Linear Prediction Analysis of Speech

  • Short time spectrum gives both source and system information. The envelope of the spectrum gives system information (i.e., resonances in terms of formant frequencies) and spectral ripples (fine variations) give source information (i.e., pitch harmonics). It is a real and even function of Ď.

  • The linear prediction (LP) analysis models the vocal tract system. LP spectrum is observed to be an envelope of short time spectrum (smoothed version of short time spectrum) and the peaks in LP spectrum indicate the formant frequencies (resonances) of the vocal tract system. With observation it is evident that the LP spectrum is derived from an all-pole filter.

  • The inverse spectrum is observed to be reciprocal of the LP spectrum. Therefore, we can observe the valleys corresponding to the peaks in LP spectrum. It is represented by an all-zero filter.

  • For voiced speech segment its LP residual is observed to be periodic. In LP residual signal, peak amplitudes refers to closure of vocal folds (glottal closure), where the prediction is poor therefore its results as maximum error.

  • The periodicity in LP residual also indicate the pitch information.

  • LP residual is a result of passing the speech signal through inverse filter (i.e., removing the vocal tract information). This is also considered to be the excitation signal (source information).

  • LP residual for unvoiced speech segment looks like random noise. This is because the unvoiced speech signal has no periodicity and looks like random noise (no relations among the samples).

  • The basic property of the autocorrelation function (even symmetry) is evident in all (voiced/unvoiced speech and LP residual signals) the plots.

  • The samples in a voiced speech segment are highly correlated, therefore we will observe the peaks other than center are also prominent. As voiced speech is periodic, it is inherited in its autocorrelation function also.
  • In LP residual, the correlation among the samples is less, therefore its autocorrelation function contains the peaks at pitch rate. Hence autocorrelation function of a LP residual is useful for pitch computation.
  • The autocorrelation function of an unvoiced speech segment shows a major peak at the center and other peaks are not significant, since unvoiced speech signal appears like random signal.

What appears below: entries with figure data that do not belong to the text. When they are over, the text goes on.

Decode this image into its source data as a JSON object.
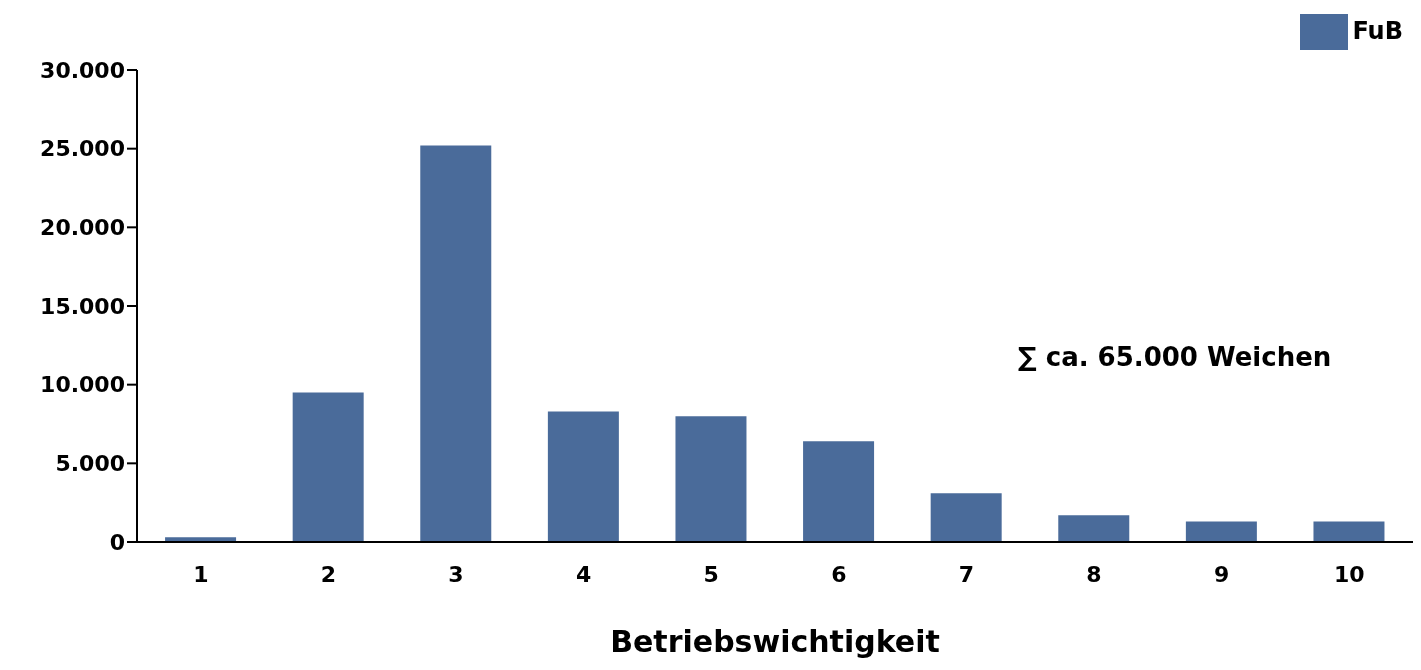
{
  "chart_data": {
    "type": "bar",
    "xlabel": "Betriebswichtigkeit",
    "categories": [
      "1",
      "2",
      "3",
      "4",
      "5",
      "6",
      "7",
      "8",
      "9",
      "10"
    ],
    "series": [
      {
        "name": "FuB",
        "color": "#4a6b9a",
        "values": [
          300,
          9500,
          25200,
          8300,
          8000,
          6400,
          3100,
          1700,
          1300,
          1300
        ]
      }
    ],
    "ylim": [
      0,
      30000
    ],
    "yticks": [
      {
        "value": 0,
        "label": "0"
      },
      {
        "value": 5000,
        "label": "5.000"
      },
      {
        "value": 10000,
        "label": "10.000"
      },
      {
        "value": 15000,
        "label": "15.000"
      },
      {
        "value": 20000,
        "label": "20.000"
      },
      {
        "value": 25000,
        "label": "25.000"
      },
      {
        "value": 30000,
        "label": "30.000"
      }
    ],
    "annotations": [
      "∑ ca. 65.000 Weichen"
    ],
    "legend": "top right",
    "grid": false
  }
}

  • The autocorrelation function for the LP residual of an unvoiced speech segment shows a dominant peak at the center and no other peaks in rest of the portion. This is because, unvoiced speech itself looks like random (no correlation among the samples) and its residual reflects still random.

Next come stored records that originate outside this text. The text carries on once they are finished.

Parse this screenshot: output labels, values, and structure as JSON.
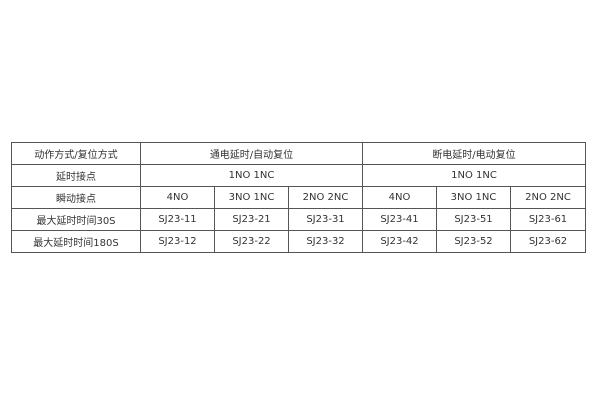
{
  "table": {
    "rows": [
      {
        "label": "动作方式/复位方式",
        "groups": [
          "通电延时/自动复位",
          "断电延时/电动复位"
        ]
      },
      {
        "label": "延时接点",
        "groups": [
          "1NO 1NC",
          "1NO 1NC"
        ]
      },
      {
        "label": "瞬动接点",
        "cells": [
          "4NO",
          "3NO 1NC",
          "2NO 2NC",
          "4NO",
          "3NO 1NC",
          "2NO 2NC"
        ]
      },
      {
        "label": "最大延时时间30S",
        "cells": [
          "SJ23-11",
          "SJ23-21",
          "SJ23-31",
          "SJ23-41",
          "SJ23-51",
          "SJ23-61"
        ]
      },
      {
        "label": "最大延时时间180S",
        "cells": [
          "SJ23-12",
          "SJ23-22",
          "SJ23-32",
          "SJ23-42",
          "SJ23-52",
          "SJ23-62"
        ]
      }
    ]
  }
}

  • Glottal pulse shape shows the change in volume of air. It is also referred to as glottal volume velocity.
  • From the glottal pulse waveform, it is observed that volume of air and its pressure will be maximum at the instant of closure. Following this is the opening of the vocal folds, as a result of which the air pressure decreases.

  • LP order determines to some extent the accuracy with which speech production mechanism is modeled.

  • LP analysis uses an all-pole model to characterize the vocal tract system by capturing the resonances with spectrum and source information with LP residual (inverse filter i.e., all-zero filter).
  • LP order determines the number of resonances that can be captured by the model. The maximum number of resonances captured by the model with LP order P is P/2.
  • The length of the vocal tract from glottis to lips is approximately 17 cm. This can generate four to five prominent resonances in 0-4 KHz range. These resonances can be captured with the LP model of order 10. We also should take care of radiation and windowing effects. Therefore with LP order 10-14 we can model the system by capturing required resonances.

  • System with LP order more than 14 will introduce the spurious resonances, which leads improper representation of the vocal tract system.